Oliver Bjorkstrand scored with 1.9 seconds left in the first overtime period as the Monsters finished off the Bears, four games to none. Lake Erie completed its postseason run with 15 wins in 17 games, the best record ever for a team requiring four playoff rounds.

Bjorkstrand, a 21-year-old rookie and a third-round selection by Columbus in the 2013 NHL Entry Draft, was awarded the Jack A. Butterfield Trophy as the MVP in the Calder Cup Playoffs after totaling 10 goals and six assists for 16 points in 17 games.
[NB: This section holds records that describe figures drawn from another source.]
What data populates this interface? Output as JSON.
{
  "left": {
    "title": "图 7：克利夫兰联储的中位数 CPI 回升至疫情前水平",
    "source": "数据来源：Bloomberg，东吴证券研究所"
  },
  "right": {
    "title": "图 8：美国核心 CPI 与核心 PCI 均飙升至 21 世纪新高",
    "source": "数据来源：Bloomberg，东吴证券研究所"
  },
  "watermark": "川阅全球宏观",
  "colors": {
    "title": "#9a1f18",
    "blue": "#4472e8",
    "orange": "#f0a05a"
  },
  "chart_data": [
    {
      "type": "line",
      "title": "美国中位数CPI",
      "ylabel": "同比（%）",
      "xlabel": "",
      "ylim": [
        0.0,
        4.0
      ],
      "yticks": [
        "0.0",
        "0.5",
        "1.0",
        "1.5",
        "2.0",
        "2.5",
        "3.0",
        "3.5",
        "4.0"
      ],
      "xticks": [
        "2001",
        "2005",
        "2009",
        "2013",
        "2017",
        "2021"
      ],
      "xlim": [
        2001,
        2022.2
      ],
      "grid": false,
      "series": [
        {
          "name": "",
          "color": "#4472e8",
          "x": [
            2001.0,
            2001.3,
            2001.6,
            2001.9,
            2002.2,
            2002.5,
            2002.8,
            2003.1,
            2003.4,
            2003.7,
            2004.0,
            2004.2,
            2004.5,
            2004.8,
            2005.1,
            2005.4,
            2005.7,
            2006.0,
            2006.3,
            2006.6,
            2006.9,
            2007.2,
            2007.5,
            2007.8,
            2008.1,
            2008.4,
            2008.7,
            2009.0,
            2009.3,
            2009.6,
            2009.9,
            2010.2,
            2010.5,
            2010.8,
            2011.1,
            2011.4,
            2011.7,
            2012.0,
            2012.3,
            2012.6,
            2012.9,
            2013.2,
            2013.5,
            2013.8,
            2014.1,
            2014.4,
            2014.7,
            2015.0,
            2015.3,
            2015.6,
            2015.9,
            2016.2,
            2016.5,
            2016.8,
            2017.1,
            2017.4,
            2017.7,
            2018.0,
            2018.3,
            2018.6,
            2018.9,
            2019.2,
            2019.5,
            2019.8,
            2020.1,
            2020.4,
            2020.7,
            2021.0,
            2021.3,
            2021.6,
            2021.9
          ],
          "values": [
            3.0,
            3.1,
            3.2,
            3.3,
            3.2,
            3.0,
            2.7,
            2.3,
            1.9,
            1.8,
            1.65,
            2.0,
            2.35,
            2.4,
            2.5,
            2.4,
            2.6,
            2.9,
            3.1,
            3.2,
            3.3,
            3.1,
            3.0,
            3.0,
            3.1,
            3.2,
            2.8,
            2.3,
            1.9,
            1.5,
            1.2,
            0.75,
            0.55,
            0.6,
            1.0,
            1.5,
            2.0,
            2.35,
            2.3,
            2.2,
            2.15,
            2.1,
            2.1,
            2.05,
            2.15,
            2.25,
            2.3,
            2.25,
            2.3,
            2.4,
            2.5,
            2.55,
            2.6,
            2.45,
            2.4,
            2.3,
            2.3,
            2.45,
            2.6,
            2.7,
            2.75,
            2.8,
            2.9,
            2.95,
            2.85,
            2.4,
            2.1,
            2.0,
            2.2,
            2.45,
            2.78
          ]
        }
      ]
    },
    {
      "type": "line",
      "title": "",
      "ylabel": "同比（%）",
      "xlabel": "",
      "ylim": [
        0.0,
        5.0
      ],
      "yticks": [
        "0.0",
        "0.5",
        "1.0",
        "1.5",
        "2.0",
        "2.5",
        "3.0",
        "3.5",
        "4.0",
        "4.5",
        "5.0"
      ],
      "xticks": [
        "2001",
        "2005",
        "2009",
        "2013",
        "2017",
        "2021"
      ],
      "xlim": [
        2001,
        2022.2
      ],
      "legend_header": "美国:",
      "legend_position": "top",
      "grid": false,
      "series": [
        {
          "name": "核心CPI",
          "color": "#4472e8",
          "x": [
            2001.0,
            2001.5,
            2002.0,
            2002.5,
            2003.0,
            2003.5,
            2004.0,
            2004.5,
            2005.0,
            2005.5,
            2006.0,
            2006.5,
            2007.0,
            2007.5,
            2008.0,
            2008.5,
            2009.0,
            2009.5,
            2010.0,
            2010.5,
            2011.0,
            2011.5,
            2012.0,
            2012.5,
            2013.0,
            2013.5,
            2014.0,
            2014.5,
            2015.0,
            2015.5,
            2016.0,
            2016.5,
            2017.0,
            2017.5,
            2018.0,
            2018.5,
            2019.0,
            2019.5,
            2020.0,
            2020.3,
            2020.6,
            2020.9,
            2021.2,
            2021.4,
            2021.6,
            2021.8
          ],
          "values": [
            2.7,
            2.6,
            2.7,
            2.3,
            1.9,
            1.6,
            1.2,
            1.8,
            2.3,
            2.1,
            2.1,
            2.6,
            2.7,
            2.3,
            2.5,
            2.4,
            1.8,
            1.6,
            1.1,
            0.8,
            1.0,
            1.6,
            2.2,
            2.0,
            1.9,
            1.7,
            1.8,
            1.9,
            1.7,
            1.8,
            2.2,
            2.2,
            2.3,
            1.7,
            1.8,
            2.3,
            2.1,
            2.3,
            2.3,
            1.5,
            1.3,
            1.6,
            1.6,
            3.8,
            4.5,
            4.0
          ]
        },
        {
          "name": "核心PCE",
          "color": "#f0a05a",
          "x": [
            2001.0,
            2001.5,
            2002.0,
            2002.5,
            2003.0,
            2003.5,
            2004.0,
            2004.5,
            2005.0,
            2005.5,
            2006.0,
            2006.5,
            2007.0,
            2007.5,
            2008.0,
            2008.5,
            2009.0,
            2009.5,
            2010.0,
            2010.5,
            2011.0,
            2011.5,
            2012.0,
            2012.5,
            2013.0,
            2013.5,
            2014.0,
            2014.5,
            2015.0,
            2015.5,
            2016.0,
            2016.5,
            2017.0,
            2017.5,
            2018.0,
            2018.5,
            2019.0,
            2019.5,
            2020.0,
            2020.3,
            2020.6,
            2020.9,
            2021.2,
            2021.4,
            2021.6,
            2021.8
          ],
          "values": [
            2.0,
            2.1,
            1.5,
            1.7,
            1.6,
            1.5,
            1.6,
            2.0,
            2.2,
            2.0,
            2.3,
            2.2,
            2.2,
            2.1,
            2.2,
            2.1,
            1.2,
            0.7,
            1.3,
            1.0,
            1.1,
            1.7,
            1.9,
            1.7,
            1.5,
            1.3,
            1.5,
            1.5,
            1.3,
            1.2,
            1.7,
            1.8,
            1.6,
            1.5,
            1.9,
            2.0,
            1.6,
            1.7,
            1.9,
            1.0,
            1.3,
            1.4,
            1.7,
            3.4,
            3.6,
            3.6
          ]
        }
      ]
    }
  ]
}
Bjorkstrand tied an AHL record with six game-winning goals and set a new mark with three overtime goals in a single postseason.

Monsters Captain Ryan Craig skates the Calder Cup after their game 4 victory Saturday night. Photo Courtesy: AHL
Monsters Captain Ryan Craig skates the Calder Cup after their game 4 victory Saturday night. Photo Courtesy: AHL

Anton Forsberg, who made 23 saves in the Game 4 shutout, finished the postseason with a 9-0 record in his 10 appearances, a 1.34 goals-against average and a .949 save percentage.

In their first season as the top development team of the NHL’s Columbus Blue Jackets, the Monsters followed up their second-place finish in the Central Division (43-22-6-5, 97 points, .638) with series wins over the Rockford IceHogs (3-0), the Grand Rapids Griffins (4-2) and the Ontario Reign (4-0) before sweeping Hershey in the Finals. Including their final 11 regular-season contests, Lake Erie went 24-4 over its final 28 games in 2015-16 en route to winning the 10th Calder Cup ever for the city of Cleveland; the original Cleveland Barons won nine titles in their existence from 1936-72, the last coming in 1964.

Attendance at Quicken Loans Arena on Saturday night was 19,665, the largest crowd ever to see a professional hockey game in the state of Ohio and the second-largest postseason crowd in American Hockey League history.